In Focus
Eugne Atget
There is a poignant silence to these photographs taken of Paris at the turn of the previous century. They are pictures of storefronts, alleys, parks, riverbanks, streetscapes, street vendors, sculptures, bridges, stairways, details of ironwork, and other objects of Atget’s everyday world. Everything in these photographs is remarkably still—moving objects became nothing but a ghostly blur in the photograph—and it lends an aura of austerity to them. People often lurk in various corners and aren’t immediately perceptible, though when located are typically staring at the viewer, curious about this man with a camera.
Atget considered himself a maker of documents, intending his images to be used by artists, set designers, historians, craftsmen, and, eventually, national institutions. His over 8,500 photographs taken from the 1890s to his death in 1927 “compose a pictorial encyclopedia of the city in which he lived and that he sought to possess visually.” He consciously took photographs of parts of Paris life that he felt were disappearing, like the seasonal street carnivals.

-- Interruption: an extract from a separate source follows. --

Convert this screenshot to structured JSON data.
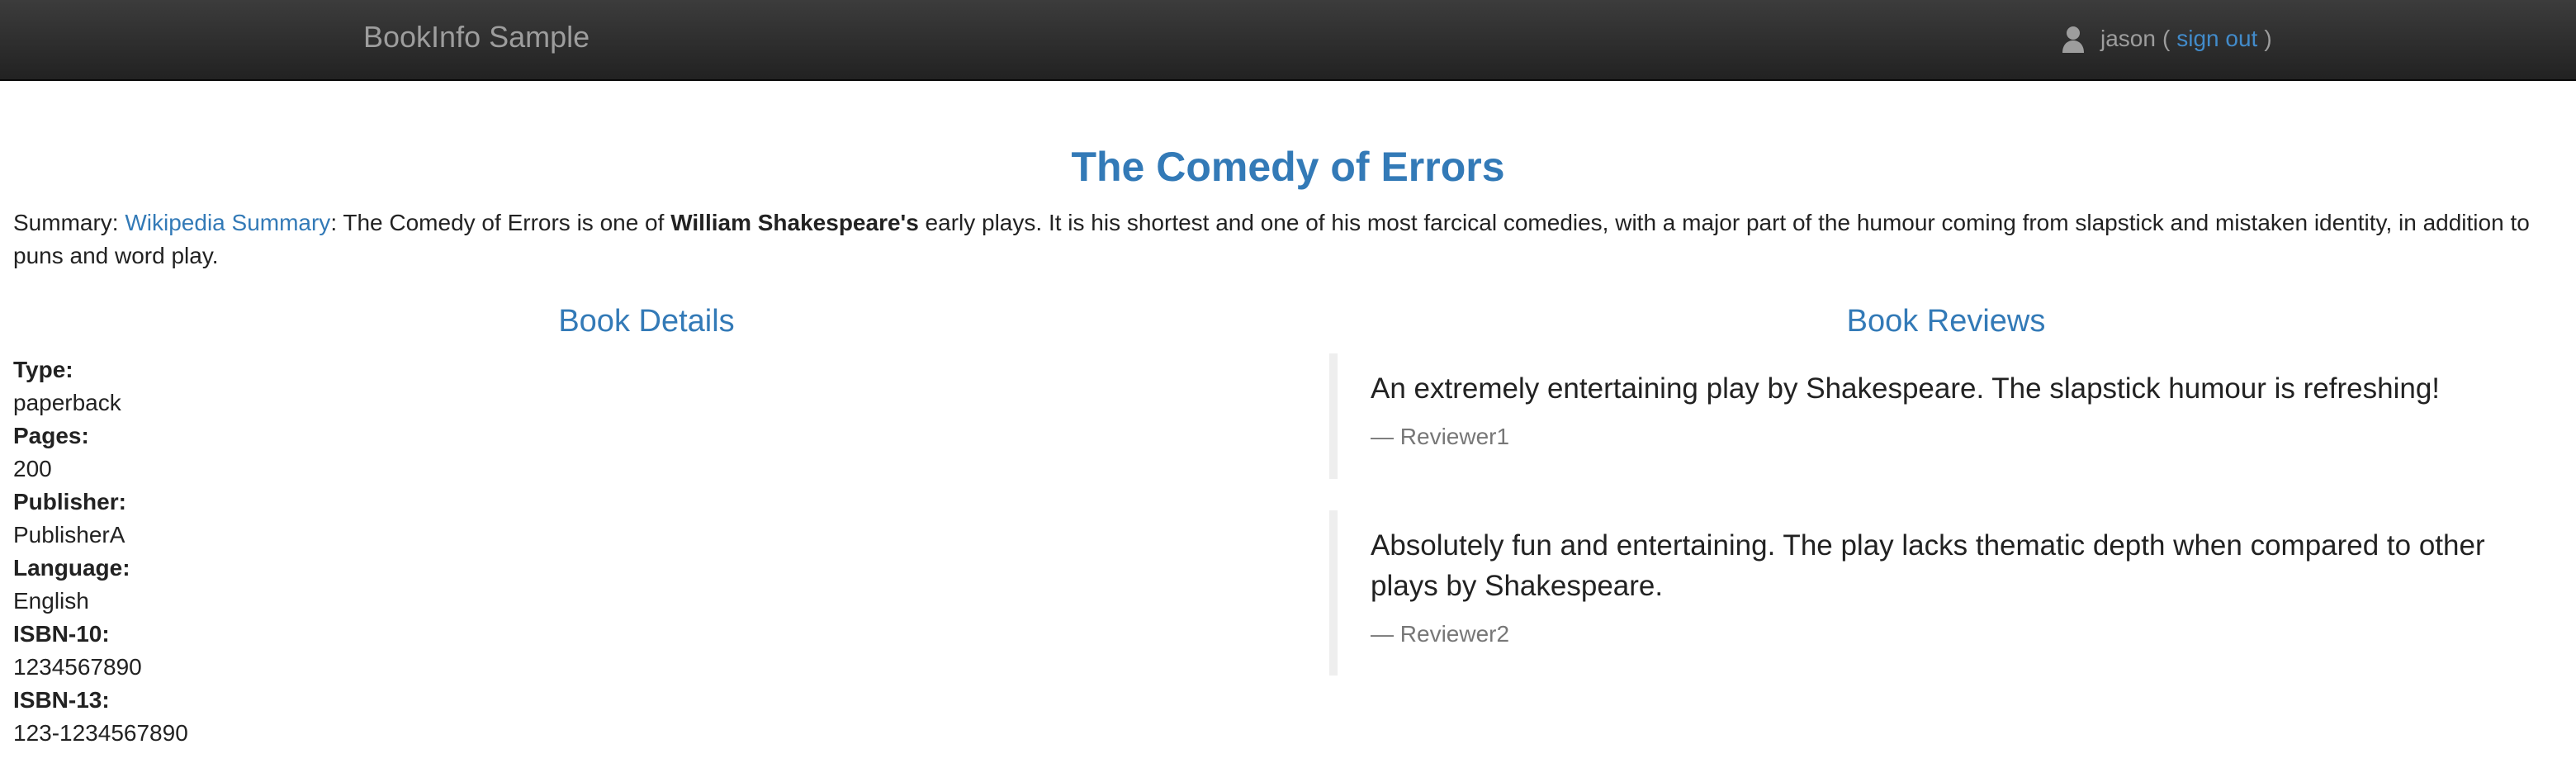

Later in his career when he was financially secure, he was able to choose subject matter to please himself. His photographs then became “more concerned with the effects of weather, season, and mood,” leaving us as viewers images of weathered convent walls, mist settling over riverboats, and cobblestone streets drenched in rain.
Towards the end of his life the Surrealists became interested in Atget, “beginning the aestheticization of his pictures,” something that Atget, who never aspired to such things, probably would have found odd. In a forum piece at the end of the book, seven museum curators and photography professors attempt to understand Atget’s art, whether it can be called art if he didn’t do it purposefully as art, whether his photographs are political or personal. The lack of technical perfection of these photographs does make one wonder about the man: is his reflection in the store window of one of his photographs simply an accident or an insightful, psychological portrait of himself? The photographs, however, can simply be enjoyed for what they are at face value: charming, beautifully sad, and revealing testimonies of a time that no longer exists in a city that possesses fewer and fewer remnants of what was.